Hmmm, it almost seems like poor leadership shouldn’t have spent 43 billion on stock buybacks over the last 10 years. Or, you know, resolve the strike and get your cash flow moving again.

[–] BigMacHole@lemm.ee 25 points 1 month ago

This is a MUCH better Business Plan then Paying your Workers to LITERALLY make your Products!

[–] sunzu2@thebrainbin.org 20 points 1 month ago (1 children)

People who run this shit stain Into the ground must face criminal prosecution

This is situation of a s pathetic... Didn't they even killed at least one whistle blower?

Like at what point will daddy Sam do that coercive power of the state against these parasites?

[–] riskable@programming.dev 12 points 1 month ago (1 children)

There's so many things that went wrong at Boeing, not the least of which is a lack of technical competency in upper management. However, this is how capitalism is supposed to work: Old companies make mistakes or become too big/inefficient and die while new ones rise up to replace them.

The regulations surrounding aircraft should be all that's necessary to ensure their safety... If Boeing dies that will mean loads of opportunities for new competitors to spring up and replace them.

You can't rely on a market with only two players for long; let Boeing die and break up Airbus if they abuse their resulting monopoly. If necessary, subsidize competition and treat the existing monopoly as a hostile player until there's real competition.

You may think, "but airlines are too big to fail" and to that I say, "bullshit!" There's a million ways to make safe airplanes and just as many ways to improve how Boeing was doing things. The short term will likely suck but the long term will leave us better off.

[–] NotBillMurray@lemmy.world 5 points 1 month ago (1 children)

Except building the technical and logistical capability to build planes on the scale of Boeing takes decades of effort and billions in investments. And in that time, one of the major logistical lynchpins for the entire US economy is just fucking gone. That's not just going to suck in the short term, that's going to cripple us as a country for fucking decades.

But yeah, free market, weee!

[–] phdepressed@sh.itjust.works 2 points 1 month ago

There's smaller companies like Boom which would probably love to get so much space and opportunity for cash flow just producing parts while they develop their own planes.
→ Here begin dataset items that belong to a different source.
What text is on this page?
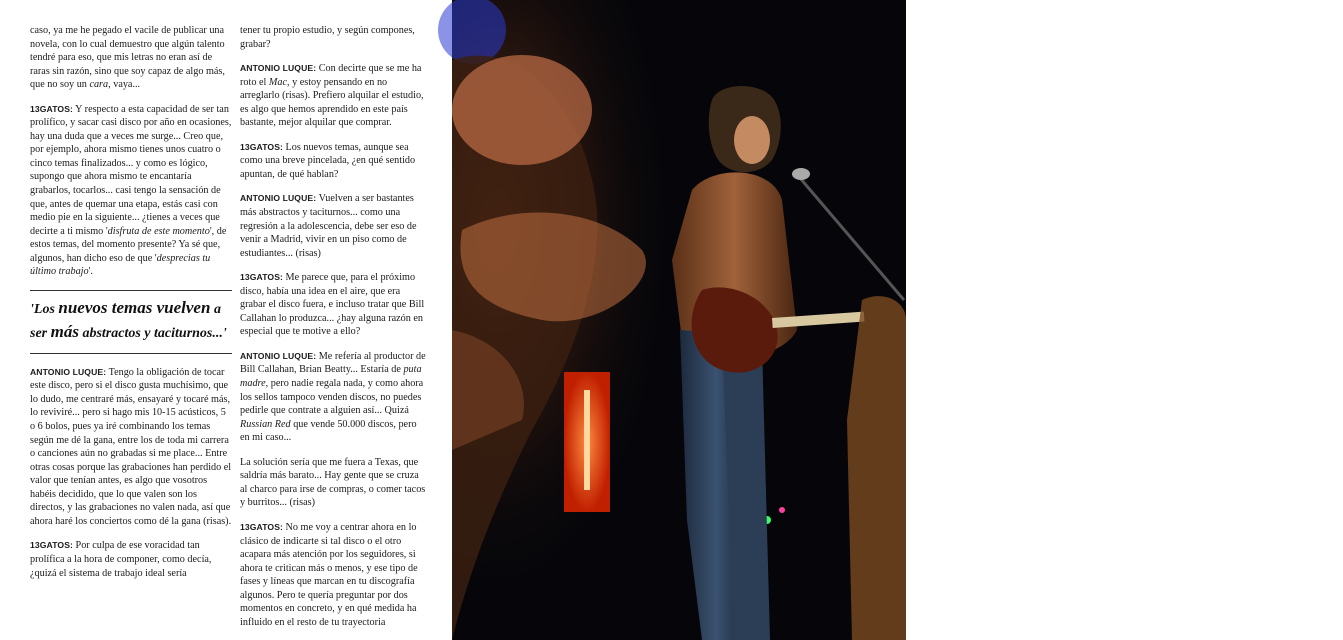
caso, ya me he pegado el vacile de publicar una novela, con lo cual demuestro que algún talento tendré para eso, que mis letras no eran así de raras sin razón, sino que soy capaz de algo más, que no soy un cara, vaya...

13GATOS: Y respecto a esta capacidad de ser tan prolífico, y sacar casi disco por año en ocasiones, hay una duda que a veces me surge... Creo que, por ejemplo, ahora mismo tienes unos cuatro o cinco temas finalizados... y como es lógico, supongo que ahora mismo te encantaría grabarlos, tocarlos... casi tengo la sensación de que, antes de quemar una etapa, estás casi con medio pie en la siguiente... ¿tienes a veces que decirte a ti mismo 'disfruta de este momento', de estos temas, del momento presente? Ya sé que, algunos, han dicho eso de que 'desprecias tu último trabajo'.

'Los nuevos temas vuelven a ser más abstractos y taciturnos...'

ANTONIO LUQUE: Tengo la obligación de tocar este disco, pero si el disco gusta muchísimo, que lo dudo, me centraré más, ensayaré y tocaré más, lo reviviré... pero si hago mis 10-15 acústicos, 5 o 6 bolos, pues ya iré combinando los temas según me dé la gana, entre los de toda mi carrera o canciones aún no grabadas si me place... Entre otras cosas porque las grabaciones han perdido el valor que tenían antes, es algo que vosotros habéis decidido, que lo que valen son los directos, y las grabaciones no valen nada, así que ahora haré los conciertos como dé la gana (risas).

13GATOS: Por culpa de ese voracidad tan prolífica a la hora de componer, como decía, ¿quizá el sistema de trabajo ideal sería

tener tu propio estudio, y según compones, grabar?

ANTONIO LUQUE: Con decirte que se me ha roto el Mac, y estoy pensando en no arreglarlo (risas). Prefiero alquilar el estudio, es algo que hemos aprendido en este país bastante, mejor alquilar que comprar.

13GATOS: Los nuevos temas, aunque sea como una breve pincelada, ¿en qué sentido apuntan, de qué hablan?

ANTONIO LUQUE: Vuelven a ser bastantes más abstractos y taciturnos... como una regresión a la adolescencia, debe ser eso de venir a Madrid, vivir en un piso como de estudiantes... (risas)

13GATOS: Me parece que, para el próximo disco, había una idea en el aire, que era grabar el disco fuera, e incluso tratar que Bill Callahan lo produzca... ¿hay alguna razón en especial que te motive a ello?

ANTONIO LUQUE: Me refería al productor de Bill Callahan, Brian Beatty... Estaría de puta madre, pero nadie regala nada, y como ahora los sellos tampoco venden discos, no puedes pedirle que contrate a alguien así... Quizá Russian Red que vende 50.000 discos, pero en mi caso...

La solución sería que me fuera a Texas, que saldría más barato... Hay gente que se cruza al charco para irse de compras, o comer tacos y burritos... (risas)

13GATOS: No me voy a centrar ahora en lo clásico de indicarte si tal disco o el otro acapara más atención por los seguidores, si ahora te critican más o menos, y ese tipo de fases y líneas que marcan en tu discografía algunos. Pero te quería preguntar por dos momentos en concreto, y en qué medida ha influido en el resto de tu trayectoria	FOTOGRAFÍA DE J.M.GRIMALDI
www.jmgrimaldi.com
Lockheed Martin while mostly military nowadays used to be in the consumer space and could also probably be talked into taking some of the load.

[–] Bakkoda@sh.itjust.works 4 points 1 month ago

"Now it's being ALLOWED to borrow gems of billions of dollars"

Headlines be acting like everyone's powerless to stop these corporations. Banks are complicit. Politicians are complicit.

[–] eestileib@sh.itjust.works 4 points 1 month ago

Let em get sold for parts, that company is dead in the water.

[–] SomeGuy69@lemmy.world 3 points 1 month ago

Whatever they borrow from is going to be a bubble.

[–] some_guy@lemmy.sdf.org 2 points 1 month ago

We're watching a huge company collapse in real-time.